The decision focused on whether Mt Arthur Coal had complied with its obligations under the Enterprise Agreement to consult with its workers. The full bench concluded that Mt Arthur failed to meaningfully consult with the employees and that this denied the employees the opportunity to influence the policy. The full bench was not convinced that the policy introduced was a reasonable direction.
The decision goes on to summarise some general propositions at paragraph 257 – 264. It acknowledges that it is a difficult task faced by the employer and that absent of a public health order or express term in the contract of employment or Industrial Agreement, a requirement to be vaccinated must be based on a lawful and reasonable direction.
The Commission summarises that the reasonableness of a direction is a question of fact having regard to all the circumstances which includes consultation obligations, the nature of the employment, the established usage affecting the employment, common practices, and the general provisions of any instrument governing their relationship.
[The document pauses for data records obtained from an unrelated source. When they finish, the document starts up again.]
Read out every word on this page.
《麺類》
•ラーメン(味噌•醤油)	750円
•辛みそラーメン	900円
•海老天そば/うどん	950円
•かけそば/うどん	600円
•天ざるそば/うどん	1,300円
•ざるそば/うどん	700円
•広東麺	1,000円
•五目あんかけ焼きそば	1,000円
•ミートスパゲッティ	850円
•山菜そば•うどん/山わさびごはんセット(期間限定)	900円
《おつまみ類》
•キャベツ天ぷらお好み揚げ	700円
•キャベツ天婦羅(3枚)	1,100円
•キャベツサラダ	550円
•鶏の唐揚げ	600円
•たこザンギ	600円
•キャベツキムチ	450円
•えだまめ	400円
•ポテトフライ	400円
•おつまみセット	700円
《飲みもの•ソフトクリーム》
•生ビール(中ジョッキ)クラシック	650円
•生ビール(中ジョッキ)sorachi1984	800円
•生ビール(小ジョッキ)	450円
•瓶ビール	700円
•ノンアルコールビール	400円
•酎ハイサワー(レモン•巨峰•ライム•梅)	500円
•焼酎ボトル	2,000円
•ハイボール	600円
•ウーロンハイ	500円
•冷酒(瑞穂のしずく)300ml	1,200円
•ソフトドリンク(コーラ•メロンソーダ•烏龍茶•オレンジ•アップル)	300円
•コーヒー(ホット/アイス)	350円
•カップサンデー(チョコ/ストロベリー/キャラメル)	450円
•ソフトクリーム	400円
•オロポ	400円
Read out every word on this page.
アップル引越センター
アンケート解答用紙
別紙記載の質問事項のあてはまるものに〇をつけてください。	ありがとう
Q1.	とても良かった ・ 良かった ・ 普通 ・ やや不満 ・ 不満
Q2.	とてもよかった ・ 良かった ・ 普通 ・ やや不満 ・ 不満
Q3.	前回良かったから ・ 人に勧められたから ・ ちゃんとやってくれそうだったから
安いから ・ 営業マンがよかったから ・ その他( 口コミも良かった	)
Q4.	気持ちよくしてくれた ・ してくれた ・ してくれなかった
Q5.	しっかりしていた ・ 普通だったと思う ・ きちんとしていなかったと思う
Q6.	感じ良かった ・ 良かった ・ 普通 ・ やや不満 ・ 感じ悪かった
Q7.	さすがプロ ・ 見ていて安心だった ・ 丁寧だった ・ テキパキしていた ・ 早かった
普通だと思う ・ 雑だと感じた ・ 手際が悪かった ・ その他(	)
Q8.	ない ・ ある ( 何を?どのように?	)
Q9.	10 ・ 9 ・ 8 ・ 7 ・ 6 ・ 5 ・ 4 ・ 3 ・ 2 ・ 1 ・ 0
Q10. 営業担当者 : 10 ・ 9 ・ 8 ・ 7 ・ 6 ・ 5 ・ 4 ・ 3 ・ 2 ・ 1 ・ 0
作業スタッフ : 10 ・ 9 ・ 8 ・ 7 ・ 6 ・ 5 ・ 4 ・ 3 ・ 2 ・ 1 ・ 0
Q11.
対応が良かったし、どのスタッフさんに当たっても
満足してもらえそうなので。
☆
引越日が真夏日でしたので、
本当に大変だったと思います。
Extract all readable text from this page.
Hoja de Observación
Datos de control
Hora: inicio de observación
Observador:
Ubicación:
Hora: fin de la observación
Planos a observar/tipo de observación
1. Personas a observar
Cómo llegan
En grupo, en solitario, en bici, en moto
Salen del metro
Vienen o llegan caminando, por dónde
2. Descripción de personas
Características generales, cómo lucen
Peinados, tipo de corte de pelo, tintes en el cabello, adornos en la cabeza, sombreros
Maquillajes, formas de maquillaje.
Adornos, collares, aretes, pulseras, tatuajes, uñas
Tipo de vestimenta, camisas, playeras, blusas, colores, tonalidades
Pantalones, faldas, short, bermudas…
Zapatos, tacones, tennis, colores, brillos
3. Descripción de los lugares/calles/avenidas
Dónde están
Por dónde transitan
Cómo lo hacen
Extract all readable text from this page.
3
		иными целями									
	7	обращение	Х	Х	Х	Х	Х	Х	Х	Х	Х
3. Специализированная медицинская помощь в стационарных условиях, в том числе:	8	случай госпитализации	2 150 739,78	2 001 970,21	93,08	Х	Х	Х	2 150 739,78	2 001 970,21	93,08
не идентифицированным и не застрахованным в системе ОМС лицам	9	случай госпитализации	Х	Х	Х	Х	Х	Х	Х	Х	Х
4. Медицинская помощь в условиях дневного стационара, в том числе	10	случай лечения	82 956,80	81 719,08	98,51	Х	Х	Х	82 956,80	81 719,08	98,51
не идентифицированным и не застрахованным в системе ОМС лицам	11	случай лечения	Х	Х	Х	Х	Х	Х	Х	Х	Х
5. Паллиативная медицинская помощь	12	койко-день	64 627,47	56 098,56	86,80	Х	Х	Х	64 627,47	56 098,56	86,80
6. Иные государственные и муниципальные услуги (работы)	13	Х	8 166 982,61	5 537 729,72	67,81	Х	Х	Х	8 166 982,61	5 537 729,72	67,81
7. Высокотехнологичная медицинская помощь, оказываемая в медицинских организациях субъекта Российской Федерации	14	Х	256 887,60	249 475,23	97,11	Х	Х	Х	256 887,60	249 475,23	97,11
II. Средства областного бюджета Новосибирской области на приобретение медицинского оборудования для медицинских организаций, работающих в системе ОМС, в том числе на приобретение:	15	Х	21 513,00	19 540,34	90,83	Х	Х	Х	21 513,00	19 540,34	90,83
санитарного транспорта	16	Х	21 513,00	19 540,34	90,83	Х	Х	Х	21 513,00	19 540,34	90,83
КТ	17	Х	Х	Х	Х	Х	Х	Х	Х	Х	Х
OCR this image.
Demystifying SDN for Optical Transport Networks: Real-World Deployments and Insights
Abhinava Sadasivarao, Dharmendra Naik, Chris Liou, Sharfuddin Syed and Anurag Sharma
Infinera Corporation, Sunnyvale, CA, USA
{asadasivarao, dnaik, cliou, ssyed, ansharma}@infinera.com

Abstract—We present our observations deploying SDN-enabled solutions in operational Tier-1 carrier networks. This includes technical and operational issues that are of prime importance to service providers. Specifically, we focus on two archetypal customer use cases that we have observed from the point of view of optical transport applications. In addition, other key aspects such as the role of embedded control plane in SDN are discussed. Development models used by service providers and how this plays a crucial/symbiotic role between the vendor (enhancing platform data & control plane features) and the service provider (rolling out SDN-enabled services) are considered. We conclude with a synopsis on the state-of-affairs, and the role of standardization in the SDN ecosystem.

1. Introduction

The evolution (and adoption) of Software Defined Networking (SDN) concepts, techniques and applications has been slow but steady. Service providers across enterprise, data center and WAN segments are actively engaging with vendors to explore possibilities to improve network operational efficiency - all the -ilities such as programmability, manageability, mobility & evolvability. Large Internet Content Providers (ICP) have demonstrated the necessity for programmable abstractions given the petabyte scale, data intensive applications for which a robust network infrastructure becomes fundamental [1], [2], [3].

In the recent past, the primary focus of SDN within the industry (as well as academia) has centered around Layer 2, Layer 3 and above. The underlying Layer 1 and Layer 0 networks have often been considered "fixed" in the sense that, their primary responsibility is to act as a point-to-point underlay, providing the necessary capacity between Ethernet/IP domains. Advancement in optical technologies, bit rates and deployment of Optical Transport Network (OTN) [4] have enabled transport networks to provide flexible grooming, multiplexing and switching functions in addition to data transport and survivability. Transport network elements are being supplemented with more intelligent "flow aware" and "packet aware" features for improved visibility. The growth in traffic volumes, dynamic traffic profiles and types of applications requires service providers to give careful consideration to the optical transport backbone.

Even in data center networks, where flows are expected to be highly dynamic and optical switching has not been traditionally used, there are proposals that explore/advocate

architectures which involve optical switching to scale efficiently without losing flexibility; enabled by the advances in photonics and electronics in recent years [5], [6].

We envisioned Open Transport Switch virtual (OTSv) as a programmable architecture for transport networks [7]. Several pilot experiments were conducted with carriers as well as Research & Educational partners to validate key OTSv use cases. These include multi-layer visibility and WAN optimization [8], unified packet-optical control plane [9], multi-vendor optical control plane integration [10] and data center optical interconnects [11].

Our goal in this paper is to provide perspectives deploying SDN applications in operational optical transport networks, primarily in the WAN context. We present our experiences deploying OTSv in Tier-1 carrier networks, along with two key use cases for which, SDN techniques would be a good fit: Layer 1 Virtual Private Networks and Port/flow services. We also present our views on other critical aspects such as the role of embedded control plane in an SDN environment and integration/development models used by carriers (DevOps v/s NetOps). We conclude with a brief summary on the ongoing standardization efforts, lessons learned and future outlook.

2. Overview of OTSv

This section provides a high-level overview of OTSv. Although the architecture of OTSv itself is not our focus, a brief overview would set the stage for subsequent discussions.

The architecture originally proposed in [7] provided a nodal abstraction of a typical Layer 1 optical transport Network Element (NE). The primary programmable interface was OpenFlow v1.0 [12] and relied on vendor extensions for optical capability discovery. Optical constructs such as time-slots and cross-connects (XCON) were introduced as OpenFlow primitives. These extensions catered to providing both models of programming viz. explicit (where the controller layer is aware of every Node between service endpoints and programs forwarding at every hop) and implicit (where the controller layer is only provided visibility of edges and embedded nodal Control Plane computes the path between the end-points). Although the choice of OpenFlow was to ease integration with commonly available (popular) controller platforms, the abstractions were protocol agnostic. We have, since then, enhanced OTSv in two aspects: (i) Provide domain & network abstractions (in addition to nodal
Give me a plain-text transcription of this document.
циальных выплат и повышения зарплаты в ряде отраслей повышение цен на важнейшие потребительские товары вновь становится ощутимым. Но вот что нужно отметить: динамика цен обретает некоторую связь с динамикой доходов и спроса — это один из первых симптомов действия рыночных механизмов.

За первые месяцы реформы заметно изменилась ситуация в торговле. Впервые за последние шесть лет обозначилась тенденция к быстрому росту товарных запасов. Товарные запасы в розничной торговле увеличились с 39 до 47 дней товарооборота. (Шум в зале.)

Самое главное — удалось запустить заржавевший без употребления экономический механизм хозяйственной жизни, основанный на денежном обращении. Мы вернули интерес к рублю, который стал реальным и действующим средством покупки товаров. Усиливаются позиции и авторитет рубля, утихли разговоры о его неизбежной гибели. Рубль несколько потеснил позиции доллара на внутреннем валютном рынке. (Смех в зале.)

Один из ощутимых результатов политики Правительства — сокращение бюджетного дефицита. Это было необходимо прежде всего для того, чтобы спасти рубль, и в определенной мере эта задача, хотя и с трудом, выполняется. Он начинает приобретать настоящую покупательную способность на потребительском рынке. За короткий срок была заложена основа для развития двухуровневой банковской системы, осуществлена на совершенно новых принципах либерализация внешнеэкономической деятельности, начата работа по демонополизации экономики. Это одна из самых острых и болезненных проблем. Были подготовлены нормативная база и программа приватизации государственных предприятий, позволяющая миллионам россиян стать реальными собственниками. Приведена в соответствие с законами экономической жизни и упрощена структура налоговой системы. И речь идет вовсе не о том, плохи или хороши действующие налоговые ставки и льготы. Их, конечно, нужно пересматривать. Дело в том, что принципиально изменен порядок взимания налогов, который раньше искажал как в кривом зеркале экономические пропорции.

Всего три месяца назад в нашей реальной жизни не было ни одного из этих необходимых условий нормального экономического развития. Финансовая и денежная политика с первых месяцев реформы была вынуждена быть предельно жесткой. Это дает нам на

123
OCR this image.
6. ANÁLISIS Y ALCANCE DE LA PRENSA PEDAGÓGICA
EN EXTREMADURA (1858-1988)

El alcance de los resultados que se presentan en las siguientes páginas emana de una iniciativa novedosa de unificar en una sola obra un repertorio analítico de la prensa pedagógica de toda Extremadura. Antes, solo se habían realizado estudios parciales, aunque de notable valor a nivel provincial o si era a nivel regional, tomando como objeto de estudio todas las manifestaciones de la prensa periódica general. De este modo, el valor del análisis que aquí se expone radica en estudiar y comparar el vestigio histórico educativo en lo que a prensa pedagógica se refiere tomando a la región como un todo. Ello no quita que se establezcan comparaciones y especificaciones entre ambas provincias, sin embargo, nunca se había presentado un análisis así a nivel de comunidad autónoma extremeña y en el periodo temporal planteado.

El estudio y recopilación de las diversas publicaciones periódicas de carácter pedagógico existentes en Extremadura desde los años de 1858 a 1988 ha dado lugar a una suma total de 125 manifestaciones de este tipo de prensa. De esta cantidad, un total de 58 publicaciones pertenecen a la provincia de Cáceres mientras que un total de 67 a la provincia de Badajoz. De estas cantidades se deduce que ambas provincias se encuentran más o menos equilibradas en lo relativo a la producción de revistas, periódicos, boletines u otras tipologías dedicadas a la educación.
Importantly the Commissions says:
If the object and purpose of such a direction is to protect the health and safety at work of the employees and other persons frequenting the premises, then such a direction is likely to be lawful. This is so because it falls within the scope of the employment and there is nothing illegal or unlawful about becoming vaccinated, but such a direction must be reasonable.
Reasonableness can only be determined in context. It needs to be assessed on a case-by-case basis. Like all decisions, this decision turns on its particular facts. This decision related to consultation obligations under an Enterprise Agreement and the Work Health and Safety Act.
It is not authority for the proposition that vaccination mandates are not reasonable but rather it is authority for the proposition that employers need to make sure that consultation obligations are observed. Mt Arthur coal may be able to implement a vaccination policy if they engage in further consultation.
It should remind all employers that a blanket rule imposed without any discussion may not be lawful. A carefully considered and appropriately implemented agreement will be.